Abstract

12 Background: Palliative chemotherapy is used urgently in the hospital due to rapid disease progression, risk of toxicity, or other cancer-related acute medical diagnoses. Our primary objective was to characterize the utilization of urgent anticancer therapy (antiCT) in metastatic solid tumor patients.

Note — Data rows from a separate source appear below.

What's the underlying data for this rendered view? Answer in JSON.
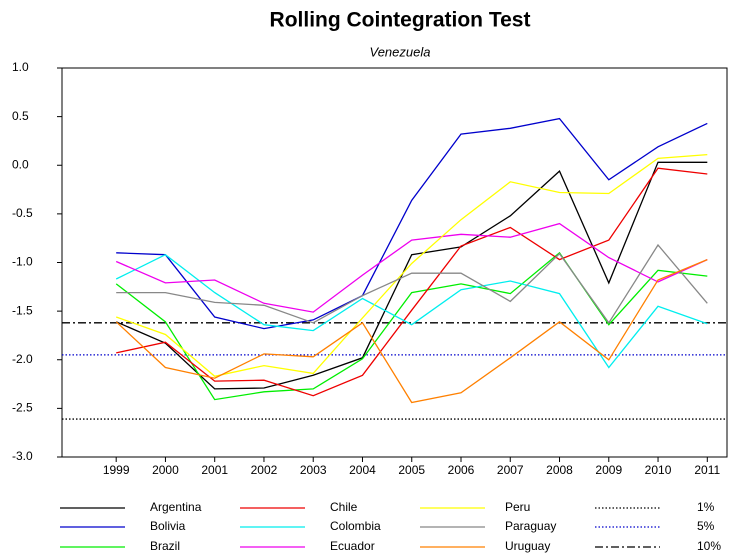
{
  "chart_data": {
    "type": "line",
    "title": "Rolling Cointegration Test",
    "subtitle": "Venezuela",
    "x": [
      1999,
      2000,
      2001,
      2002,
      2003,
      2004,
      2005,
      2006,
      2007,
      2008,
      2009,
      2010,
      2011
    ],
    "xlim": [
      1997.9,
      2011.4
    ],
    "xticks": [
      1999,
      2000,
      2001,
      2002,
      2003,
      2004,
      2005,
      2006,
      2007,
      2008,
      2009,
      2010,
      2011
    ],
    "ylim": [
      -3,
      1
    ],
    "yticks": [
      {
        "value": -3,
        "label": "-3.0"
      },
      -2.5,
      {
        "value": -2,
        "label": "-2.0"
      },
      -1.5,
      {
        "value": -1,
        "label": "-1.0"
      },
      -0.5,
      {
        "value": 0,
        "label": "0.0"
      },
      0.5,
      {
        "value": 1,
        "label": "1.0"
      }
    ],
    "series": [
      {
        "name": "Argentina",
        "color": "#000000",
        "values": [
          -1.61,
          -1.83,
          -2.3,
          -2.29,
          -2.16,
          -1.98,
          -0.92,
          -0.84,
          -0.52,
          -0.06,
          -1.21,
          0.03,
          0.03
        ]
      },
      {
        "name": "Bolivia",
        "color": "#0000cc",
        "values": [
          -0.9,
          -0.92,
          -1.56,
          -1.68,
          -1.59,
          -1.34,
          -0.36,
          0.32,
          0.38,
          0.48,
          -0.15,
          0.19,
          0.43
        ]
      },
      {
        "name": "Brazil",
        "color": "#00ee00",
        "values": [
          -1.22,
          -1.61,
          -2.41,
          -2.33,
          -2.3,
          -1.99,
          -1.31,
          -1.22,
          -1.32,
          -0.9,
          -1.64,
          -1.08,
          -1.14
        ]
      },
      {
        "name": "Chile",
        "color": "#ee0000",
        "values": [
          -1.93,
          -1.82,
          -2.22,
          -2.21,
          -2.37,
          -2.16,
          -1.49,
          -0.83,
          -0.64,
          -0.97,
          -0.77,
          -0.03,
          -0.09
        ]
      },
      {
        "name": "Colombia",
        "color": "#00eeee",
        "values": [
          -1.17,
          -0.92,
          -1.31,
          -1.64,
          -1.7,
          -1.37,
          -1.64,
          -1.28,
          -1.19,
          -1.32,
          -2.08,
          -1.45,
          -1.63
        ]
      },
      {
        "name": "Ecuador",
        "color": "#ee00ee",
        "values": [
          -0.99,
          -1.21,
          -1.18,
          -1.42,
          -1.51,
          -1.13,
          -0.77,
          -0.71,
          -0.74,
          -0.6,
          -0.95,
          -1.2,
          -0.97
        ]
      },
      {
        "name": "Peru",
        "color": "#ffff00",
        "values": [
          -1.56,
          -1.74,
          -2.17,
          -2.06,
          -2.14,
          -1.57,
          -1.01,
          -0.56,
          -0.17,
          -0.28,
          -0.29,
          0.07,
          0.11
        ]
      },
      {
        "name": "Paraguay",
        "color": "#888888",
        "values": [
          -1.31,
          -1.31,
          -1.41,
          -1.44,
          -1.62,
          -1.34,
          -1.11,
          -1.11,
          -1.4,
          -0.91,
          -1.62,
          -0.82,
          -1.42
        ]
      },
      {
        "name": "Uruguay",
        "color": "#ff8000",
        "values": [
          -1.61,
          -2.08,
          -2.19,
          -1.94,
          -1.97,
          -1.62,
          -2.44,
          -2.34,
          -1.98,
          -1.61,
          -2.0,
          -1.18,
          -0.97
        ]
      }
    ],
    "reference_lines": [
      {
        "name": "1%",
        "value": -2.61,
        "color": "#000000",
        "dash": "dotted"
      },
      {
        "name": "5%",
        "value": -1.95,
        "color": "#0000cc",
        "dash": "dotted"
      },
      {
        "name": "10%",
        "value": -1.62,
        "color": "#000000",
        "dash": "dashdot"
      }
    ]
  }
}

Secondary objectives were to compare time to next treatment (TTNT) and overall survival (OS) between those who received antiCT during urgent and elective admissions, and to further characterize if goals of care (GOC) or prognosis discussions were included in the decision process. Methods: This was a single-center observational cohort study of patients with advanced solid tumors treated with antiCT during urgent versus elective inpatient admissions at Huntsman Cancer Institute from June 1, 2014 to June 30, 2016. Line of therapy, ICU utilization, readmission rate, palliative care (PC) consultation, and documentation of GOC and prognosis discussions were evaluated for patients who received urgent antiCT. Results: 265 patients were included. The majority were treated during urgent admissions (63.7%). Patients receiving urgent antiCT were older (57.6 ± 14.2 vs 54.9 ± 14.9 years, p < 0.001) with more advanced cancer at diagnosis (56.8% vs 37.5%, p = 0.009). Urgent antiCT was associated with both decreased median TTNT (3.5 vs 15.7 months; p < 0.001) and median OS (4.7 vs 31.4 months; p < 0.001) as compared to elective antiCT. Of those who received urgent antiCT, 47.9% were started on a new antiCT during admission. First-line therapy accounted for 58% of urgent antiCT, and 27.2% was third-line or higher. ICU care was utilized for 20.7% of these patients, and 23.1% were readmitted ≤30 days after discharge. PC was consulted for 37.9% during admission. Less than half (41.4%) had a documented GOC discussion; only 32.5% had a documented prognosis discussion. Conclusions: Urgent inpatient antiCT is associated with suboptimal advance care planning despite high risk of mortality in the 5 months following admission. Efforts to identify predictors of early mortality after urgent antiCT and incorporate earlier GOC and prognosis discussions are warranted.